His conceited arrogance pricked me hard. I drew back my hand and sent the brushes flying across the room. ‘Talk to us,’ I commanded. ‘Who do you work for?’

He raised his brow and watched a brush roll slowly towards the top of the stair. ‘I’ll not tell you that,’ he replied calmly. ‘Nor will he.’ He caught Burke’s attention for a moment, his
slate-grey eyes steady and hard. ‘Leave now. While you can.’

Fury welled within, which he watched without a trace of fear, only curiosity. As though he planned to paint my portrait. I felt naked and exposed.

‘We will come back,’ I said through gritted teeth.

Tanner set to gathering his brushes from the floor. ‘I doubt it,’ he grunted. ‘Though should you prove me wrong, then I will be delighted to show you the finished painting.’ He stood straight and bowed. ‘Farewell, gentlemen.’

Dowling looked as frustrated as I, brow sunk over the bridge of his nose.

Tanner turned to Burke, who stood quaking by the easel. ‘You might as well go with them,’ he said, afore sitting back upon his stool. ‘You cannot stay here now.’ He dipped a brush and commenced painting once more, ignoring us all.

Burke watched him, uncertain what to do. He dithered a while, fidgeting, afore walking slowly over to the cot. He let himself fall upon it and lay on his back, head behind his hands.

We left.

‘What now?’ I exclaimed, as we scrambled back up towards the street.

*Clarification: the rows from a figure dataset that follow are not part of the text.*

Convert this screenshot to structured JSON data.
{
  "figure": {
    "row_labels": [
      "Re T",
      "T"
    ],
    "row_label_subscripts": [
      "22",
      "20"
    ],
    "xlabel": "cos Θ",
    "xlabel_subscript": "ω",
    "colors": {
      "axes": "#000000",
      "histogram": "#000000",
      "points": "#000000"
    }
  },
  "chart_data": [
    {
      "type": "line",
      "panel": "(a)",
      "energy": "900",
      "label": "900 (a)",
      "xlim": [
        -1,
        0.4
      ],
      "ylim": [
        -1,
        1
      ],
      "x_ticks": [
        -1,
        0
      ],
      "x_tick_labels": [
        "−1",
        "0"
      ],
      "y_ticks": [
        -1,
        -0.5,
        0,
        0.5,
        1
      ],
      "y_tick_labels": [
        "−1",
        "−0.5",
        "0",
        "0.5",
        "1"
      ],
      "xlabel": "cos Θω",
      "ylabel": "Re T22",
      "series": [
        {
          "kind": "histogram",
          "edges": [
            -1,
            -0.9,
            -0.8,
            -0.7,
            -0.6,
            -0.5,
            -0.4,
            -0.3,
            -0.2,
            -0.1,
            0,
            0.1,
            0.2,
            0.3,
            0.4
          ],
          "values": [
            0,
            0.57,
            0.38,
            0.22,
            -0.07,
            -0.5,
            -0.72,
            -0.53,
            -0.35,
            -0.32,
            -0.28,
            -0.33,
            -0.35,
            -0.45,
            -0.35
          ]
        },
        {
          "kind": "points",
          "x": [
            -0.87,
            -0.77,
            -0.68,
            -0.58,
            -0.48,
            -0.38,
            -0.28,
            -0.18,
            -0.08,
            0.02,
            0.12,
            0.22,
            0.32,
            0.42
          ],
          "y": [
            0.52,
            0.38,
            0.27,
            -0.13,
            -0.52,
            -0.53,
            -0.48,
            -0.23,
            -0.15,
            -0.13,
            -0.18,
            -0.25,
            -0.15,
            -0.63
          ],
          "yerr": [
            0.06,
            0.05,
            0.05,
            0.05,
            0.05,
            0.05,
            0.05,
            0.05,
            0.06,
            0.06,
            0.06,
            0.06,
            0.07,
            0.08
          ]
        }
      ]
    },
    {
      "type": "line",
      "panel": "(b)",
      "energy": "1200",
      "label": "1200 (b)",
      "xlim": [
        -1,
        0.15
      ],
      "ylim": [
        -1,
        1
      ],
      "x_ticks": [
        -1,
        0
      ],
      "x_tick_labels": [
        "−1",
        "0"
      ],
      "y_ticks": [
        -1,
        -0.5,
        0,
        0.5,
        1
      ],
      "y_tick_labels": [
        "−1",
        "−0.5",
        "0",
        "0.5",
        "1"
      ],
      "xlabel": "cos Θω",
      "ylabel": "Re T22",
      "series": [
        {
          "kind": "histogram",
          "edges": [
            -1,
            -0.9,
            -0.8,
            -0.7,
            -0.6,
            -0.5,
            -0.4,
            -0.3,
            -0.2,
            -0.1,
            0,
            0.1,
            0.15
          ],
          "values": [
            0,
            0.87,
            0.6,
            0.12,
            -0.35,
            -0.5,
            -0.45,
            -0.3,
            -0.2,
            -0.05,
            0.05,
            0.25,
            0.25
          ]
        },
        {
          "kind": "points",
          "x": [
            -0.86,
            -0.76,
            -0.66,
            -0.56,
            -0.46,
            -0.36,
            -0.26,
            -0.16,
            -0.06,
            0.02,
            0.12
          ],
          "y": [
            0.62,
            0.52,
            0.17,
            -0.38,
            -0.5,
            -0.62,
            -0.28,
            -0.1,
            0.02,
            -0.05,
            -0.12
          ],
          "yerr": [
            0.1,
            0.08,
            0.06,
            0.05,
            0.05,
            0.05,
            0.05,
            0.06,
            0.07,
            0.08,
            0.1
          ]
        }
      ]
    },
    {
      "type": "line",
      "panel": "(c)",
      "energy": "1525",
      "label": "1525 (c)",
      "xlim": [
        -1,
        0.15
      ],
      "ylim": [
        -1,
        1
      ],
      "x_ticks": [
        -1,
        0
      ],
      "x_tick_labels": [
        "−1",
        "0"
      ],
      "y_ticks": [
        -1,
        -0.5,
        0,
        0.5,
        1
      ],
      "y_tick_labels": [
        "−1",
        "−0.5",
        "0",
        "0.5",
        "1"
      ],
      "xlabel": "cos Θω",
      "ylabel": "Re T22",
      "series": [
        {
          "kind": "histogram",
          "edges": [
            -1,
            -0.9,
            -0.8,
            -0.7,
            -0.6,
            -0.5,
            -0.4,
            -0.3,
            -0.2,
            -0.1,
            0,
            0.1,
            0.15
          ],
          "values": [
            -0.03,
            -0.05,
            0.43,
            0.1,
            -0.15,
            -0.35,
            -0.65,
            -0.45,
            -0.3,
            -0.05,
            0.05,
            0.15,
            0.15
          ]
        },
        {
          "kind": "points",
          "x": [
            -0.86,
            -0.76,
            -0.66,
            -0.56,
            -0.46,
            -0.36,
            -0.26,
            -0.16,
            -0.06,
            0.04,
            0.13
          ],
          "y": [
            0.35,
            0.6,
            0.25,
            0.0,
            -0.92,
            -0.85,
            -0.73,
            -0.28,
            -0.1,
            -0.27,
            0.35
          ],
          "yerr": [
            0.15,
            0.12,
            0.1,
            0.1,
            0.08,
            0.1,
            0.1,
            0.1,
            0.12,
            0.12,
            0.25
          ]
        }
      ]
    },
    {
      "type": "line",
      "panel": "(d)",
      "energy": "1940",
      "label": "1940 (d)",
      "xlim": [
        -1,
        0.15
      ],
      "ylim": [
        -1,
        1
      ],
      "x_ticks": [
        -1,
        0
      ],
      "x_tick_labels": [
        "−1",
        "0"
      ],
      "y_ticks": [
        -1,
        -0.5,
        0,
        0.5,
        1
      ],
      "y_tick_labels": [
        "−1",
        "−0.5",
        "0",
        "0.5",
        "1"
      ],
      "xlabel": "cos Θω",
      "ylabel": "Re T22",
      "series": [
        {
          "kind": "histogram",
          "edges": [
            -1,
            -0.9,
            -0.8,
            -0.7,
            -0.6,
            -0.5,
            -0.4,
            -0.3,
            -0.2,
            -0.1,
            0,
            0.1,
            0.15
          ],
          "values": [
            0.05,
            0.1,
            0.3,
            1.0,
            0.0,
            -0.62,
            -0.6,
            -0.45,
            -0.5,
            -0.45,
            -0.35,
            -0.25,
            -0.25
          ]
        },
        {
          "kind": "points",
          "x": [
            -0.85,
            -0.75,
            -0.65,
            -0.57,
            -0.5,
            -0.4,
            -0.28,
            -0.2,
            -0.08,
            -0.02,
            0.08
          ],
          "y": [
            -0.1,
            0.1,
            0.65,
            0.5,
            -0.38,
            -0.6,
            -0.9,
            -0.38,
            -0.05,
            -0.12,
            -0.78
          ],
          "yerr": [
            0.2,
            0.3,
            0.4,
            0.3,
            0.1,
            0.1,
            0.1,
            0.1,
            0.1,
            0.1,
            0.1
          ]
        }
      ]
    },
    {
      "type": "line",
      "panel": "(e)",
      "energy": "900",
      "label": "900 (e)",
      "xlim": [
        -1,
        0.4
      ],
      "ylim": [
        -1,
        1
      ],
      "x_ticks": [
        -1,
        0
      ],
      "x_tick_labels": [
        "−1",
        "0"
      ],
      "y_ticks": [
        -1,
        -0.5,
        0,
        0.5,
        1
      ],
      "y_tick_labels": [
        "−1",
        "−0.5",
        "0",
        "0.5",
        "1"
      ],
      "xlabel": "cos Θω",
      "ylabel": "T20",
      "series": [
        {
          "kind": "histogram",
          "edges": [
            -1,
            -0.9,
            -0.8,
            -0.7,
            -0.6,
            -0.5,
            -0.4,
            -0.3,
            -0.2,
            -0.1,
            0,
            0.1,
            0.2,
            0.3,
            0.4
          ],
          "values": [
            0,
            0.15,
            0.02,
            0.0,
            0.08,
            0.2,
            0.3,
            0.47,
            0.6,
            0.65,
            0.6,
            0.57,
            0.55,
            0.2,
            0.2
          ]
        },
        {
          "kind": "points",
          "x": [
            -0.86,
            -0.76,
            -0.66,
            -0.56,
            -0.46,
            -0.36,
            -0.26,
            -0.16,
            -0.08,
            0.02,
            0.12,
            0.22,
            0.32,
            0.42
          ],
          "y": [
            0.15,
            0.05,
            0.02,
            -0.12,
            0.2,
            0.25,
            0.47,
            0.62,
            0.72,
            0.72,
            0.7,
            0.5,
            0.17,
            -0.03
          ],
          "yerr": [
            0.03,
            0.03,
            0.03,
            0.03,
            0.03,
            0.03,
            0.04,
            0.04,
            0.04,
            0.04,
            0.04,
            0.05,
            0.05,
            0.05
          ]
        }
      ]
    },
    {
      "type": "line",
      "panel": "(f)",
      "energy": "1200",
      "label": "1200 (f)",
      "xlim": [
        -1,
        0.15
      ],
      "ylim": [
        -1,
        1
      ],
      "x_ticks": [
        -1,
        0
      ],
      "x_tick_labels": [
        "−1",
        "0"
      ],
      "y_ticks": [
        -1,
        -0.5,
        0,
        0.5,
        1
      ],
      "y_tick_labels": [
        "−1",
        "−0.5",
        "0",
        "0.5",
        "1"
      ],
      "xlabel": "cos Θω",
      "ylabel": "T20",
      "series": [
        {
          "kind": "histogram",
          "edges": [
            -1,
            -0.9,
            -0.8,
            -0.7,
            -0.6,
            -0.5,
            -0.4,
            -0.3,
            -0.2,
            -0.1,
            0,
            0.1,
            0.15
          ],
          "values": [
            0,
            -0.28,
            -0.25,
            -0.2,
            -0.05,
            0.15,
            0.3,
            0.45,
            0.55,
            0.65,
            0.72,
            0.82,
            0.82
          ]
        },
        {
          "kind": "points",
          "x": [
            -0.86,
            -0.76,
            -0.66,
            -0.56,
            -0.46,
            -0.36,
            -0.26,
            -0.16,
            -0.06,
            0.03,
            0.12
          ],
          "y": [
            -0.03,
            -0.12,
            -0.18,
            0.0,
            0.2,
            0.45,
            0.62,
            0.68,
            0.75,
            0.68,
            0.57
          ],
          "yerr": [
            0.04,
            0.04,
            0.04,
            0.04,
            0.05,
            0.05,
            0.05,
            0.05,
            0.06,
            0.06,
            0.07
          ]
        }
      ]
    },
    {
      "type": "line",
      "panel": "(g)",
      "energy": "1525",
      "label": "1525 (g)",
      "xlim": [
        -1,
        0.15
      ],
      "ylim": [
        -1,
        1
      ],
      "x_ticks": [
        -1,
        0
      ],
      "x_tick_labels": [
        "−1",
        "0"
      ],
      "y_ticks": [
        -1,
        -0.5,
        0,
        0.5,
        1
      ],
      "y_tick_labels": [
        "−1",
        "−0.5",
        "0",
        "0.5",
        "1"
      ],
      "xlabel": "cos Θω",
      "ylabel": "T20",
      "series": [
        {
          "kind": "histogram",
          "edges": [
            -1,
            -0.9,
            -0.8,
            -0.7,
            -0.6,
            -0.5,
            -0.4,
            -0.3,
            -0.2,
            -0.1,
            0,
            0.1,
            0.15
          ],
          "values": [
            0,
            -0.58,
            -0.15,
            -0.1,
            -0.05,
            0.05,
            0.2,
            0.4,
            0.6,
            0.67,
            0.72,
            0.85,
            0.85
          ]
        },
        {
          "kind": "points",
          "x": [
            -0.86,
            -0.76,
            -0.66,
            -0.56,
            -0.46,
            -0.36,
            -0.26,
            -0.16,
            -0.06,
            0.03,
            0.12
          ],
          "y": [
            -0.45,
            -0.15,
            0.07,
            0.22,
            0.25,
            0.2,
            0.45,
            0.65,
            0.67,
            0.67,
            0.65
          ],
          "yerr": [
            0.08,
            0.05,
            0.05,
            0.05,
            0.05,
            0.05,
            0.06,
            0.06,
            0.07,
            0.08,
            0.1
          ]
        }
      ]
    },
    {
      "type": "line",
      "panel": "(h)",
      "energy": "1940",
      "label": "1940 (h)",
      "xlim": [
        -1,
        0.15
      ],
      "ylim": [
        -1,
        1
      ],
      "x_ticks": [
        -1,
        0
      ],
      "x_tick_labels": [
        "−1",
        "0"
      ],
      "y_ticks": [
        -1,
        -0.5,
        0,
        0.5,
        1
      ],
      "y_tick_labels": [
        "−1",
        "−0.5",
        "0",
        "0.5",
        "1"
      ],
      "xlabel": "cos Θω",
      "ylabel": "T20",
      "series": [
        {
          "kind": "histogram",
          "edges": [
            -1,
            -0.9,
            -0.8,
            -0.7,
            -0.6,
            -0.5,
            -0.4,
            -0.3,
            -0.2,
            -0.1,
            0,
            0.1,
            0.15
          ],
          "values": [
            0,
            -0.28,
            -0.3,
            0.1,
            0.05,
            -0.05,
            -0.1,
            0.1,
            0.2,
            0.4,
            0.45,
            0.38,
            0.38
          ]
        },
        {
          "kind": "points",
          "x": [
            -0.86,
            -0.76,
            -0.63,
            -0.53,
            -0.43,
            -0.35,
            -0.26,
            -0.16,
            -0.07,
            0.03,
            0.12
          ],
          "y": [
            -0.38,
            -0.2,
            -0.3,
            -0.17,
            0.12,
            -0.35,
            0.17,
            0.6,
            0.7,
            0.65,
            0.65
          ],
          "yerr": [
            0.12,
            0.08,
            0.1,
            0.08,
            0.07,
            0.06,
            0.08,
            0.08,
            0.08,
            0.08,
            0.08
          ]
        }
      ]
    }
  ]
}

‘All is not simple as it seems,’ said Dowling. ‘I will try and find out who John Tanner is, and those other two besides. Seems they know more about the murders than Burke does.’

‘Aye,’ I agreed, miserably. A simple assignment became complex. We emerged back onto Thames Street.

‘I have to buy a bell-rope,’ Dowling announced grim-faced. ‘I will meet you at dinnertime.’

‘I will go to the Willis house,’ I said, unable to think where else to go. I could not face Jane. ‘I will come to your house by eleven.’